Dr. Paul Jorgensen, jorgensp@gvsu.edu

Embargo Period



Premise: Automated software testing is not a silver bullet to software engineering. [FEW99 p288, DUSTIN99 p32]. However, automated testing can provide significant gains in labor savings to an organization [DUSTIN99]. Given that 70 percent of most developers are assigned to work in maintenance roles [MCNU02 p.317], it would appear that the maintenance environment with limited or no automated testing would be an area to derive the greatest benefit. Robert Poston warns, though, that in a maintenance environment tools should be introduced only as changes are required [1996 p.210]. This paper does not disagree with Poston's contention. However, in the case of E-type systems, which continually experience change [LEHMAN00], it does advocate that maintenance organizations should evaluate its posture for automated testing, particularly where complex interoperability of systems exists. In addition to discussing the justification, it proposes the use of a visual modeling tool that represents a high level profile of an organization's need and its ability to support automated testing.

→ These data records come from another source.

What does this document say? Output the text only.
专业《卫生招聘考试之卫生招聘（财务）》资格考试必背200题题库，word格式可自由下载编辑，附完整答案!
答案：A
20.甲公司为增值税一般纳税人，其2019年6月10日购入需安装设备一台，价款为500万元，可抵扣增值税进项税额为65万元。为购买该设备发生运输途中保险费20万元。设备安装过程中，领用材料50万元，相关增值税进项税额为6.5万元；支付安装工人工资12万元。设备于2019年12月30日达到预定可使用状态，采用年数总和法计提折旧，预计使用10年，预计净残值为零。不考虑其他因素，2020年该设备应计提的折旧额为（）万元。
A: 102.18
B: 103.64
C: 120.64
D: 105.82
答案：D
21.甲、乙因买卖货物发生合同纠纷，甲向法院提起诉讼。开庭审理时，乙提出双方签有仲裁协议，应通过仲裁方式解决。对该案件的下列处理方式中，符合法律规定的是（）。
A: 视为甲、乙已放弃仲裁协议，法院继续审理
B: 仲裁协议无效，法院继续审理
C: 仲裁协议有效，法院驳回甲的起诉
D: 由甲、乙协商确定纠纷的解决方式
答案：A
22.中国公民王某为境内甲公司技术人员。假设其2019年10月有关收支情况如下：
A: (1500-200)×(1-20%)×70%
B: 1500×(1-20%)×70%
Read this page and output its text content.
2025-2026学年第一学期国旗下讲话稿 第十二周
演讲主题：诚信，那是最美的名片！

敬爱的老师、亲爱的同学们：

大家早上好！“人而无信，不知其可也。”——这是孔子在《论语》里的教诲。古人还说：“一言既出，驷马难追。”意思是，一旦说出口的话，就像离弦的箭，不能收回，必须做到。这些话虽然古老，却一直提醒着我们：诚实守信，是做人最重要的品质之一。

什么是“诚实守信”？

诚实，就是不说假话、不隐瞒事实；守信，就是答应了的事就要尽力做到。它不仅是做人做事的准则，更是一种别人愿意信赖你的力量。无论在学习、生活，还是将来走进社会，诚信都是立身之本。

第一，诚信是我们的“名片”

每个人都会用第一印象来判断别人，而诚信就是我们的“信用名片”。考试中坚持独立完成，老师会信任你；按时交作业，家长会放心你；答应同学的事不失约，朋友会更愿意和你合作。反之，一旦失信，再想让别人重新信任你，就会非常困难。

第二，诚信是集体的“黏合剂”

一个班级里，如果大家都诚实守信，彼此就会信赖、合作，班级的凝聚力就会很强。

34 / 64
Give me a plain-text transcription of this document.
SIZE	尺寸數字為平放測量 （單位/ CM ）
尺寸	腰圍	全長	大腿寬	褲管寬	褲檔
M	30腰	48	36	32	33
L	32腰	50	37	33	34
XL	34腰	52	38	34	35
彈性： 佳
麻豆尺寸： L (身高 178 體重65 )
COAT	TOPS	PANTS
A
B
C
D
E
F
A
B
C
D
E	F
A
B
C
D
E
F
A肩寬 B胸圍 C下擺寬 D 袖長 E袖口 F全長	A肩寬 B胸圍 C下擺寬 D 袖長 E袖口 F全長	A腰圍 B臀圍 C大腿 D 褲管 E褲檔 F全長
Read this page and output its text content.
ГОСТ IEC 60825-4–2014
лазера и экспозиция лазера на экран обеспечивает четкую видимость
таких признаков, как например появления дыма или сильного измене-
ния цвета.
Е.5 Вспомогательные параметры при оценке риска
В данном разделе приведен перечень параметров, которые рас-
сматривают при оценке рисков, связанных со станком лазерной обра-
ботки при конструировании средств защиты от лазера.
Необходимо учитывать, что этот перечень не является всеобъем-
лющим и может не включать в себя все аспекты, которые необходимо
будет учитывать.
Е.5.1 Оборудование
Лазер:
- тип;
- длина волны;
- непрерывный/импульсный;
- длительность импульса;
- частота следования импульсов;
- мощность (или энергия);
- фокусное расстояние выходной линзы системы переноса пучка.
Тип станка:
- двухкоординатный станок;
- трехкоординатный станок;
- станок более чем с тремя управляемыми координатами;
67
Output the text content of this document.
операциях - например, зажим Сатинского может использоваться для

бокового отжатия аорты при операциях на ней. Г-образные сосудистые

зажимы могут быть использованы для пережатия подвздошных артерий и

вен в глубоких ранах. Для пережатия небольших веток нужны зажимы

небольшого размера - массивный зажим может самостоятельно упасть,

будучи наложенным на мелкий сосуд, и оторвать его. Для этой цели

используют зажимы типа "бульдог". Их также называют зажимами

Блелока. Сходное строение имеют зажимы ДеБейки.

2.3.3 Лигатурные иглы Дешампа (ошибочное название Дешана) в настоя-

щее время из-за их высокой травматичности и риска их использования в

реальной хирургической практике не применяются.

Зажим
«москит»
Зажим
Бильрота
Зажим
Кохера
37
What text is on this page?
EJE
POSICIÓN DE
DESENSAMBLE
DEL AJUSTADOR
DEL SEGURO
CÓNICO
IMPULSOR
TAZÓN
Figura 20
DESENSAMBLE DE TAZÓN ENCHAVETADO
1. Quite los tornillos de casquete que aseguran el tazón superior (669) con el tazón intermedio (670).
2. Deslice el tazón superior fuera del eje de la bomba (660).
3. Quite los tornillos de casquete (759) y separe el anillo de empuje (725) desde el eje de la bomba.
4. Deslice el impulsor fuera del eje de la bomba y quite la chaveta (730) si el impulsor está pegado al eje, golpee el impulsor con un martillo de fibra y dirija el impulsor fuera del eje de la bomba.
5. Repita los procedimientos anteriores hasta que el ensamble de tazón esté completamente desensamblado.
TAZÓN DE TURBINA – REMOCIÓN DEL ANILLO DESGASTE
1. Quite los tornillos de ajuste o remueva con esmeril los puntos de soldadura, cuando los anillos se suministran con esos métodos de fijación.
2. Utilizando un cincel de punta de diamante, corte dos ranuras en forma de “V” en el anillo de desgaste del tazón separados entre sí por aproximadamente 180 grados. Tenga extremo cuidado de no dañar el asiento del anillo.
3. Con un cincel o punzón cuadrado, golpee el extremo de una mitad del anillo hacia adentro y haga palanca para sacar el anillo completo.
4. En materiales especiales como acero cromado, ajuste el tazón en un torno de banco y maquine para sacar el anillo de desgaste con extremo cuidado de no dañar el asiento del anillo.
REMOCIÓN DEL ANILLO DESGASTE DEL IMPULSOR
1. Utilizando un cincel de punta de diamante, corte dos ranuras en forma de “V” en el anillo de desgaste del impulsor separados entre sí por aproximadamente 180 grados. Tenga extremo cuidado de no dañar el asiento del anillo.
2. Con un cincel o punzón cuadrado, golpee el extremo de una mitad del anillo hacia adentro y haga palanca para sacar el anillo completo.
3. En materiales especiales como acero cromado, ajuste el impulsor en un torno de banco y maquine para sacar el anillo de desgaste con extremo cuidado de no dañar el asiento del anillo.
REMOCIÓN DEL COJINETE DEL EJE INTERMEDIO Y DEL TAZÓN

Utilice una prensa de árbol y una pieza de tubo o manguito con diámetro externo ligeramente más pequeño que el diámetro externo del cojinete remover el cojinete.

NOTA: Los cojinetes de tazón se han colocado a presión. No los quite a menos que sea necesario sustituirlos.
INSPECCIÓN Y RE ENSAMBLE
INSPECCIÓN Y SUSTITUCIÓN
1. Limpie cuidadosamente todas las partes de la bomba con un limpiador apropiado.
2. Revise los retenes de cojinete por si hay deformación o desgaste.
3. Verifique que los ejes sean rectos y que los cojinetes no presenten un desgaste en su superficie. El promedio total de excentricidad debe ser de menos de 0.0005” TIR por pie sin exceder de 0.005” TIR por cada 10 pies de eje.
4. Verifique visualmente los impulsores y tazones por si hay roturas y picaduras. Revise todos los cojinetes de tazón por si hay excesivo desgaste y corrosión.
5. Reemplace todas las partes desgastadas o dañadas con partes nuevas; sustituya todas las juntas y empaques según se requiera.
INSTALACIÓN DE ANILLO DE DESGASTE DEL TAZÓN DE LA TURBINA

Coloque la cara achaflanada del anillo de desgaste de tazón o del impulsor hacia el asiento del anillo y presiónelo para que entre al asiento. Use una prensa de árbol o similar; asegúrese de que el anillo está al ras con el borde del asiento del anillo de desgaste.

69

Scope: The scope of this paper is to discuss guidelines on establishing an organization's automated testing profile and how the profile supports a decision on whether to implement automated testing tools. Often, individual developers will generate applications to drive their specific development units, which are referred to as harnesses [POST96], but to be effective, automated testing must rise above this level and be viewed as a strategic asset [FEWS99]. In support of that, this paper's goal is to establish a strategic view, particularly in organizations with multiple systems that interact, which "are the bane of testers." [JORG02] While it takes into consideration the technical aspects of testing, its focus is on the economic value produced by automated test tools to address what Boehm describes as the lack of "adequate frameworks for modeling, measuring and analyzing the connections between technical properties, decisions and value creation." [BOEHM00 p. 2] Further, it will present an evaluation and prediction model based on concepts in the management information sciences. The scope of this paper does not include a discussion on design issues of automated test tools.